Anne-Eva Brauneck, Tochter eines Hamburger Gymnasialdirektors, studierte am Ende der Weimarer Republik Rechtswissenschaften an der Universität Heidelberg. Mit ihrer Freundin Helga Einsele gehörte sie zu den letzten Schülerinnen des Strafrechtlers, Rechtsphilosophen und ehemaligen Reichsjustizministers Gustav Radbruch und legte 1933 in Hamburg das erste Staatsexamen ab. 1935 wurde sie mit der Arbeit „Pestalozzis Stellung zu den Strafrechtsproblemen“ bei Rudolf Sieverts promoviert. Die Promotion erschien im Jahr darauf in Druckfassung und wurde im schlesischen Breslau verlegt. Sie legte 1937 das Zweite Juristische Staatsexamen ab.[1]

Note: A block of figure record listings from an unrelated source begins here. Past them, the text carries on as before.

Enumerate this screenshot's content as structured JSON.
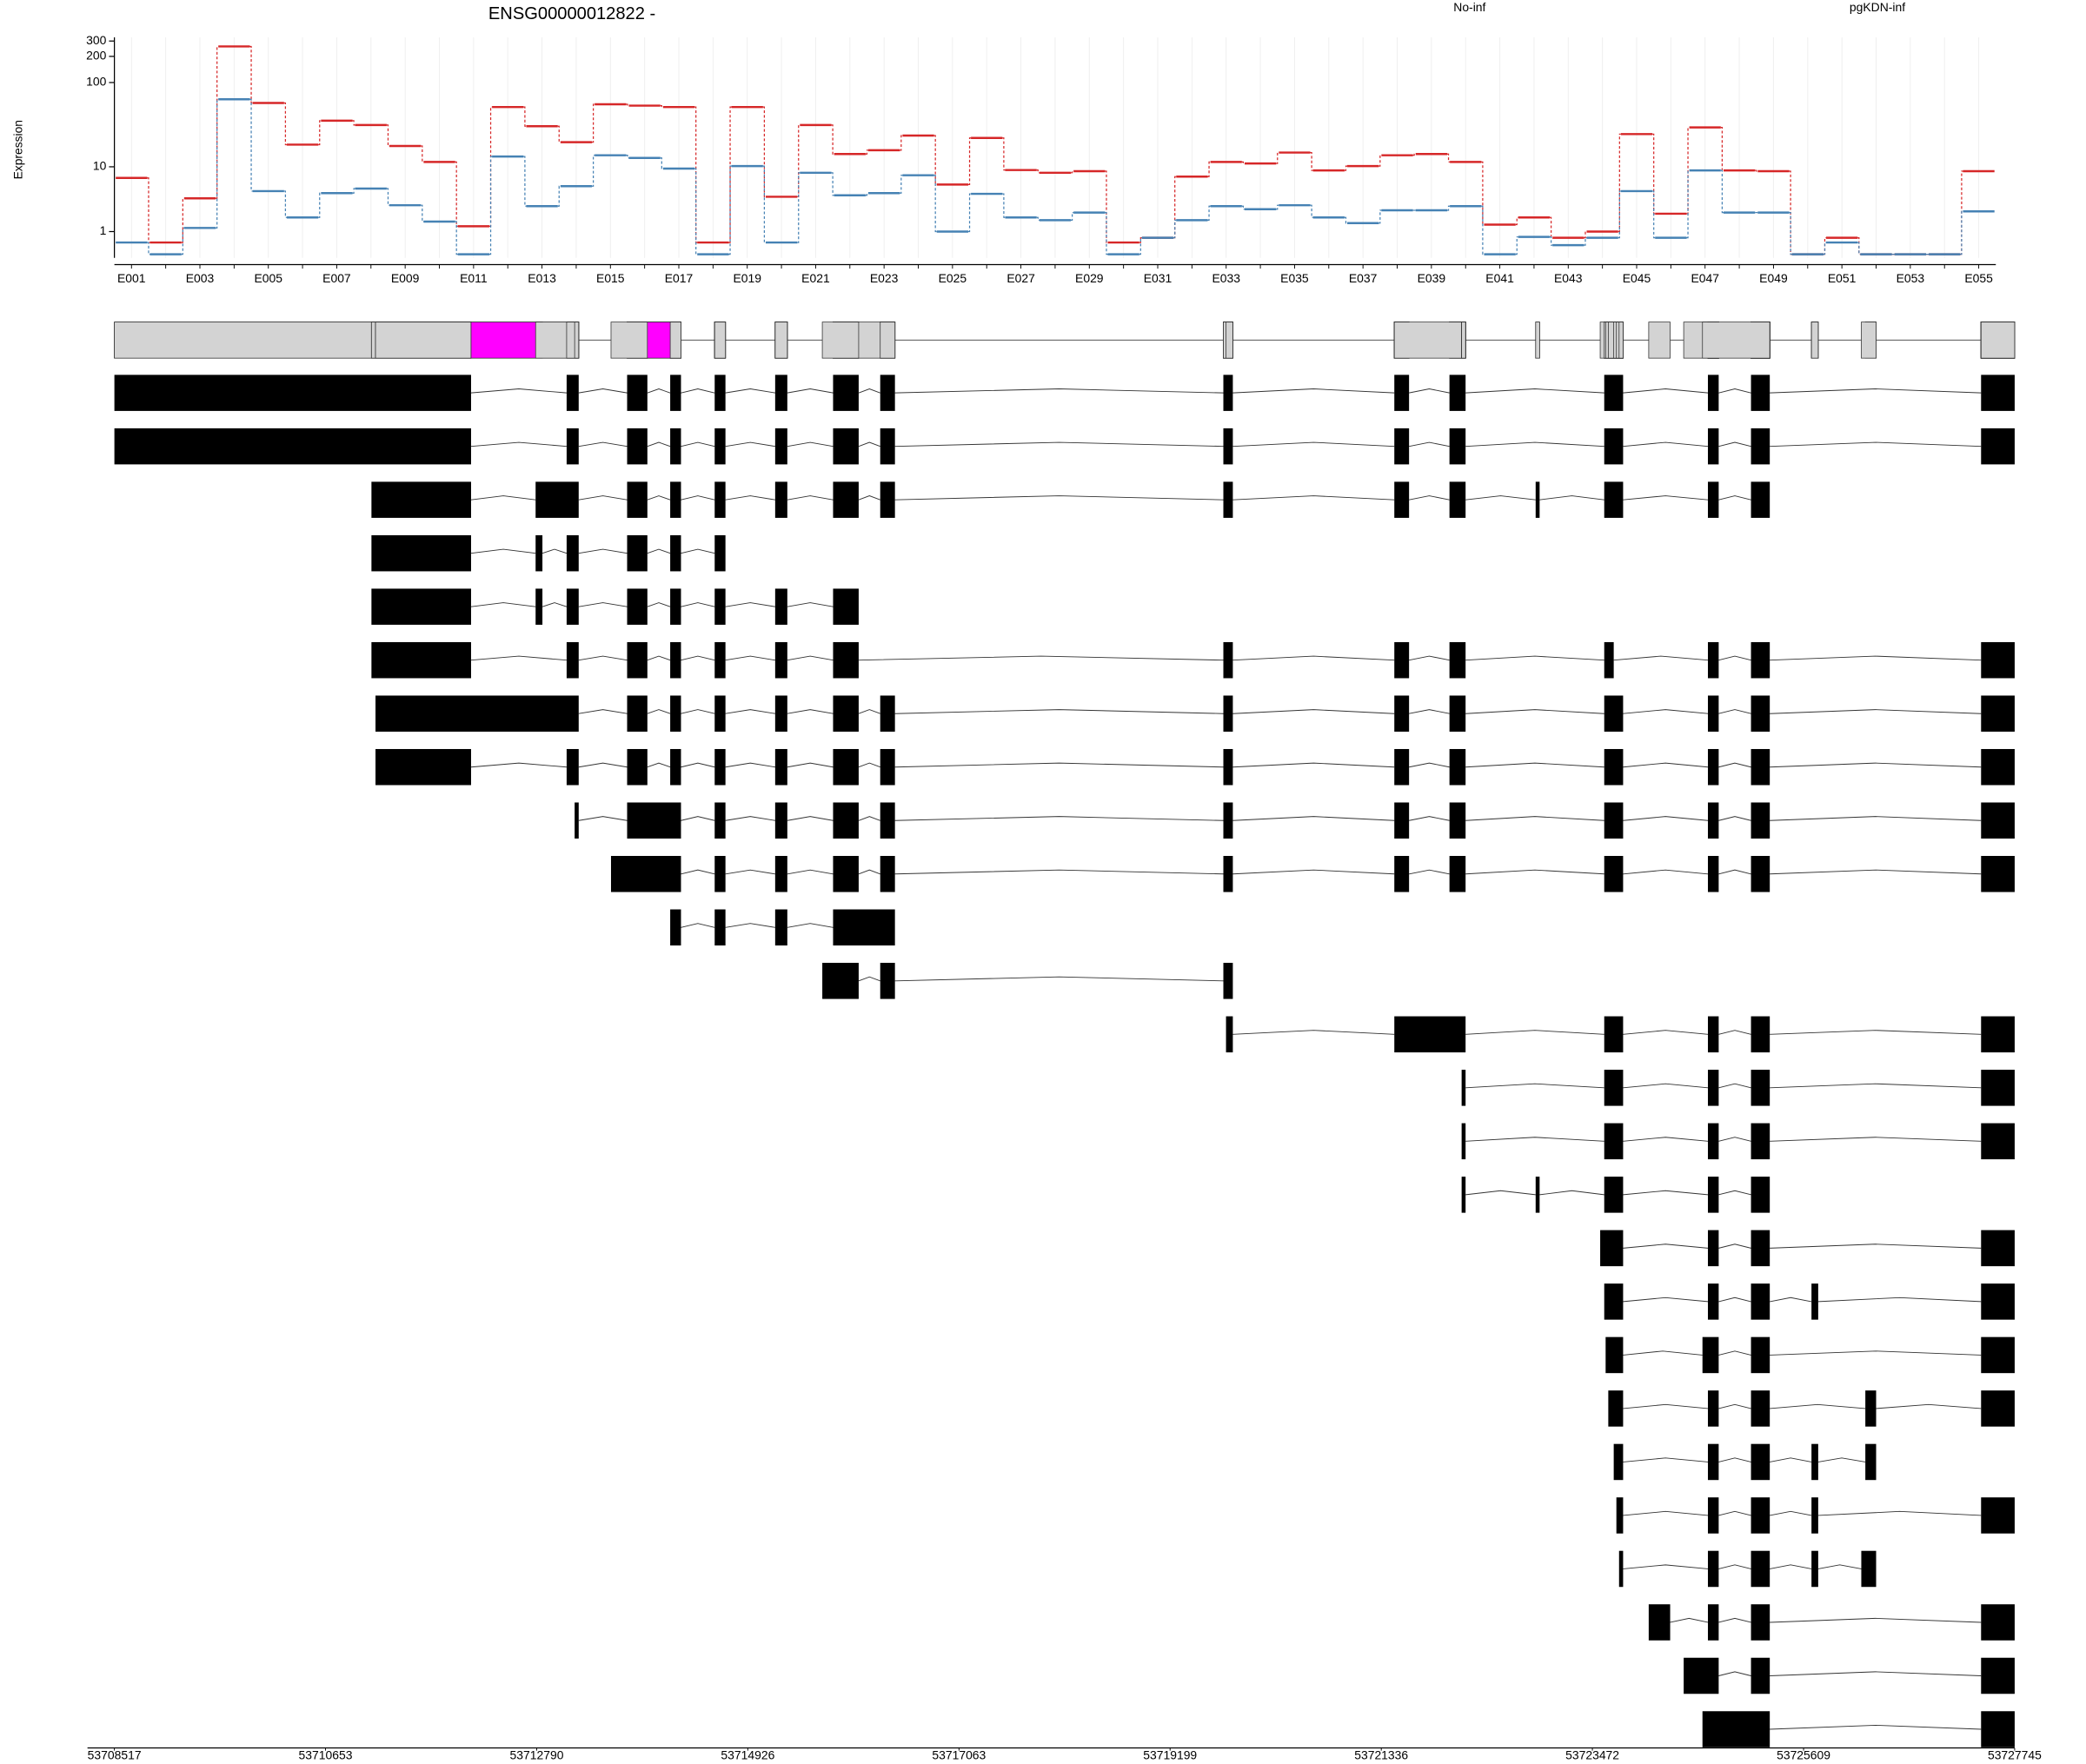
{
  "chart_data": [
    {
      "type": "step",
      "title": "ENSG00000012822 -",
      "y_label": "Expression",
      "yscale": "log1p",
      "grid": true,
      "ylim": [
        0,
        330
      ],
      "yticks": [
        1,
        10,
        100,
        200,
        300
      ],
      "categories": [
        "E001",
        null,
        "E003",
        null,
        "E005",
        null,
        "E007",
        null,
        "E009",
        null,
        "E011",
        null,
        "E013",
        null,
        "E015",
        null,
        "E017",
        null,
        "E019",
        null,
        "E021",
        null,
        "E023",
        null,
        "E025",
        null,
        "E027",
        null,
        "E029",
        null,
        "E031",
        null,
        "E033",
        null,
        "E035",
        null,
        "E037",
        null,
        "E039",
        null,
        "E041",
        null,
        "E043",
        null,
        "E045",
        null,
        "E047",
        null,
        "E049",
        null,
        "E051",
        null,
        "E053",
        null,
        "E055"
      ],
      "series": [
        {
          "name": "No-inf",
          "color": "#d62728",
          "values": [
            7.2,
            0.5,
            3.8,
            260,
            58,
            18.7,
            36,
            32,
            18,
            11.5,
            1.3,
            52,
            31,
            20,
            56,
            54,
            52,
            0.5,
            52,
            4,
            32,
            14.4,
            16,
            24,
            5.9,
            22.5,
            9.1,
            8.4,
            8.8,
            0.5,
            0.7,
            7.5,
            11.5,
            11,
            15,
            9,
            10.2,
            13.9,
            14.4,
            11.5,
            1.4,
            1.9,
            0.7,
            1,
            25,
            2.2,
            30,
            9,
            8.8,
            0.1,
            0.7,
            0.1,
            0.1,
            0.1,
            8.8
          ]
        },
        {
          "name": "pgKDN-inf",
          "color": "#4682b4",
          "values": [
            0.5,
            0.1,
            1.2,
            64,
            4.8,
            1.9,
            4.5,
            5.2,
            3,
            1.6,
            0.1,
            13.4,
            2.9,
            5.6,
            13.9,
            12.9,
            9.5,
            0.1,
            10.2,
            0.5,
            8.4,
            4.2,
            4.5,
            7.8,
            1,
            4.4,
            1.9,
            1.7,
            2.3,
            0.1,
            0.7,
            1.7,
            2.9,
            2.6,
            3,
            1.9,
            1.5,
            2.5,
            2.5,
            2.9,
            0.1,
            0.74,
            0.4,
            0.7,
            4.8,
            0.7,
            9,
            2.3,
            2.3,
            0.1,
            0.5,
            0.1,
            0.1,
            0.1,
            2.4
          ]
        }
      ]
    },
    {
      "type": "transcripts",
      "xlim": [
        53708517,
        53727745
      ],
      "xticks": [
        53708517,
        53710653,
        53712790,
        53714926,
        53717063,
        53719199,
        53721336,
        53723472,
        53725609,
        53727745
      ],
      "gene_color": "#d3d3d3",
      "exon_color": "#000000",
      "highlight_color": "#ff00ff",
      "highlights": [
        [
          53712126,
          53712779
        ],
        [
          53713910,
          53714141
        ]
      ],
      "transcripts": [
        [
          [
            53708517,
            53712126
          ],
          [
            53713093,
            53713215
          ],
          [
            53713705,
            53713910
          ],
          [
            53714141,
            53714250
          ],
          [
            53714591,
            53714700
          ],
          [
            53715203,
            53715326
          ],
          [
            53715789,
            53716048
          ],
          [
            53716266,
            53716415
          ],
          [
            53719738,
            53719834
          ],
          [
            53721468,
            53721617
          ],
          [
            53722026,
            53722189
          ],
          [
            53723592,
            53723783
          ],
          [
            53724641,
            53724750
          ],
          [
            53725077,
            53725267
          ],
          [
            53727405,
            53727745
          ]
        ],
        [
          [
            53708517,
            53712126
          ],
          [
            53713093,
            53713215
          ],
          [
            53713705,
            53713910
          ],
          [
            53714141,
            53714250
          ],
          [
            53714591,
            53714700
          ],
          [
            53715203,
            53715326
          ],
          [
            53715789,
            53716048
          ],
          [
            53716266,
            53716415
          ],
          [
            53719738,
            53719834
          ],
          [
            53721468,
            53721617
          ],
          [
            53722026,
            53722189
          ],
          [
            53723592,
            53723783
          ],
          [
            53724641,
            53724750
          ],
          [
            53725077,
            53725267
          ],
          [
            53727405,
            53727745
          ]
        ],
        [
          [
            53711118,
            53712126
          ],
          [
            53712779,
            53713215
          ],
          [
            53713705,
            53713910
          ],
          [
            53714141,
            53714250
          ],
          [
            53714591,
            53714700
          ],
          [
            53715203,
            53715326
          ],
          [
            53715789,
            53716048
          ],
          [
            53716266,
            53716415
          ],
          [
            53719738,
            53719834
          ],
          [
            53721468,
            53721617
          ],
          [
            53722026,
            53722189
          ],
          [
            53722898,
            53722938
          ],
          [
            53723592,
            53723783
          ],
          [
            53724641,
            53724750
          ],
          [
            53725077,
            53725267
          ]
        ],
        [
          [
            53711118,
            53712126
          ],
          [
            53712779,
            53712848
          ],
          [
            53713093,
            53713215
          ],
          [
            53713705,
            53713910
          ],
          [
            53714141,
            53714250
          ],
          [
            53714591,
            53714700
          ]
        ],
        [
          [
            53711118,
            53712126
          ],
          [
            53712779,
            53712848
          ],
          [
            53713093,
            53713215
          ],
          [
            53713705,
            53713910
          ],
          [
            53714141,
            53714250
          ],
          [
            53714591,
            53714700
          ],
          [
            53715203,
            53715326
          ],
          [
            53715789,
            53716048
          ]
        ],
        [
          [
            53711118,
            53712126
          ],
          [
            53713093,
            53713215
          ],
          [
            53713705,
            53713910
          ],
          [
            53714141,
            53714250
          ],
          [
            53714591,
            53714700
          ],
          [
            53715203,
            53715326
          ],
          [
            53715789,
            53716048
          ],
          [
            53719738,
            53719834
          ],
          [
            53721468,
            53721617
          ],
          [
            53722026,
            53722189
          ],
          [
            53723592,
            53723688
          ],
          [
            53724641,
            53724750
          ],
          [
            53725077,
            53725267
          ],
          [
            53727405,
            53727745
          ]
        ],
        [
          [
            53711159,
            53713215
          ],
          [
            53713705,
            53713910
          ],
          [
            53714141,
            53714250
          ],
          [
            53714591,
            53714700
          ],
          [
            53715203,
            53715326
          ],
          [
            53715789,
            53716048
          ],
          [
            53716266,
            53716415
          ],
          [
            53719738,
            53719834
          ],
          [
            53721468,
            53721617
          ],
          [
            53722026,
            53722189
          ],
          [
            53723592,
            53723783
          ],
          [
            53724641,
            53724750
          ],
          [
            53725077,
            53725267
          ],
          [
            53727405,
            53727745
          ]
        ],
        [
          [
            53711159,
            53712126
          ],
          [
            53713093,
            53713215
          ],
          [
            53713705,
            53713910
          ],
          [
            53714141,
            53714250
          ],
          [
            53714591,
            53714700
          ],
          [
            53715203,
            53715326
          ],
          [
            53715789,
            53716048
          ],
          [
            53716266,
            53716415
          ],
          [
            53719738,
            53719834
          ],
          [
            53721468,
            53721617
          ],
          [
            53722026,
            53722189
          ],
          [
            53723592,
            53723783
          ],
          [
            53724641,
            53724750
          ],
          [
            53725077,
            53725267
          ],
          [
            53727405,
            53727745
          ]
        ],
        [
          [
            53713174,
            53713215
          ],
          [
            53713705,
            53714250
          ],
          [
            53714591,
            53714700
          ],
          [
            53715203,
            53715326
          ],
          [
            53715789,
            53716048
          ],
          [
            53716266,
            53716415
          ],
          [
            53719738,
            53719834
          ],
          [
            53721468,
            53721617
          ],
          [
            53722026,
            53722189
          ],
          [
            53723592,
            53723783
          ],
          [
            53724641,
            53724750
          ],
          [
            53725077,
            53725267
          ],
          [
            53727405,
            53727745
          ]
        ],
        [
          [
            53713542,
            53714250
          ],
          [
            53714591,
            53714700
          ],
          [
            53715203,
            53715326
          ],
          [
            53715789,
            53716048
          ],
          [
            53716266,
            53716415
          ],
          [
            53719738,
            53719834
          ],
          [
            53721468,
            53721617
          ],
          [
            53722026,
            53722189
          ],
          [
            53723592,
            53723783
          ],
          [
            53724641,
            53724750
          ],
          [
            53725077,
            53725267
          ],
          [
            53727405,
            53727745
          ]
        ],
        [
          [
            53714141,
            53714250
          ],
          [
            53714591,
            53714700
          ],
          [
            53715203,
            53715326
          ],
          [
            53715789,
            53716415
          ]
        ],
        [
          [
            53715680,
            53716048
          ],
          [
            53716266,
            53716415
          ],
          [
            53719738,
            53719834
          ]
        ],
        [
          [
            53719765,
            53719834
          ],
          [
            53721468,
            53722189
          ],
          [
            53723592,
            53723783
          ],
          [
            53724641,
            53724750
          ],
          [
            53725077,
            53725267
          ],
          [
            53727405,
            53727745
          ]
        ],
        [
          [
            53722149,
            53722189
          ],
          [
            53723592,
            53723783
          ],
          [
            53724641,
            53724750
          ],
          [
            53725077,
            53725267
          ],
          [
            53727405,
            53727745
          ]
        ],
        [
          [
            53722149,
            53722189
          ],
          [
            53723592,
            53723783
          ],
          [
            53724641,
            53724750
          ],
          [
            53725077,
            53725267
          ],
          [
            53727405,
            53727745
          ]
        ],
        [
          [
            53722149,
            53722189
          ],
          [
            53722898,
            53722938
          ],
          [
            53723592,
            53723783
          ],
          [
            53724641,
            53724750
          ],
          [
            53725077,
            53725267
          ]
        ],
        [
          [
            53723551,
            53723783
          ],
          [
            53724641,
            53724750
          ],
          [
            53725077,
            53725267
          ],
          [
            53727405,
            53727745
          ]
        ],
        [
          [
            53723592,
            53723783
          ],
          [
            53724641,
            53724750
          ],
          [
            53725077,
            53725267
          ],
          [
            53725689,
            53725757
          ],
          [
            53727405,
            53727745
          ]
        ],
        [
          [
            53723606,
            53723783
          ],
          [
            53724586,
            53724750
          ],
          [
            53725077,
            53725267
          ],
          [
            53727405,
            53727745
          ]
        ],
        [
          [
            53723633,
            53723783
          ],
          [
            53724641,
            53724750
          ],
          [
            53725077,
            53725267
          ],
          [
            53726234,
            53726343
          ],
          [
            53727405,
            53727745
          ]
        ],
        [
          [
            53723688,
            53723783
          ],
          [
            53724641,
            53724750
          ],
          [
            53725077,
            53725267
          ],
          [
            53725689,
            53725757
          ],
          [
            53726234,
            53726343
          ]
        ],
        [
          [
            53723715,
            53723783
          ],
          [
            53724641,
            53724750
          ],
          [
            53725077,
            53725267
          ],
          [
            53725689,
            53725757
          ],
          [
            53727405,
            53727745
          ]
        ],
        [
          [
            53723742,
            53723783
          ],
          [
            53724641,
            53724750
          ],
          [
            53725077,
            53725267
          ],
          [
            53725689,
            53725757
          ],
          [
            53726193,
            53726343
          ]
        ],
        [
          [
            53724042,
            53724259
          ],
          [
            53724641,
            53724750
          ],
          [
            53725077,
            53725267
          ],
          [
            53727405,
            53727745
          ]
        ],
        [
          [
            53724396,
            53724750
          ],
          [
            53725077,
            53725267
          ],
          [
            53727405,
            53727745
          ]
        ],
        [
          [
            53724586,
            53725267
          ],
          [
            53727405,
            53727745
          ]
        ]
      ]
    }
  ]
}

In der Zeit des Nationalsozialismus blieb ihr als Frau trotz ihrer Qualifikation als Volljuristin sowohl der höhere Justiz- oder Verwaltungsdienst als auch die Rechtsanwaltschaft verwehrt. Sie wurde nur im mittleren, nach dem Kriminalassistenten-Examen im gehobenen Dienst der Weiblichen Kriminalpolizei eingestellt. Sie wandte sich Studien zu den familiären Hintergründen jugendlicher Straffälliger zu. Ihre Arbeit wurde von den Nationalsozialisten beargwöhnt, da sie in ihren Untersuchungen die politisch gewünschte These von der Erblichkeit der Kriminalität nicht bestätigte. Brauneck erarbeitete im Reichskriminalpolizeiamt einen Erlass über die „Behandlung der Kinder und Jugendlichen bei der Polizei“.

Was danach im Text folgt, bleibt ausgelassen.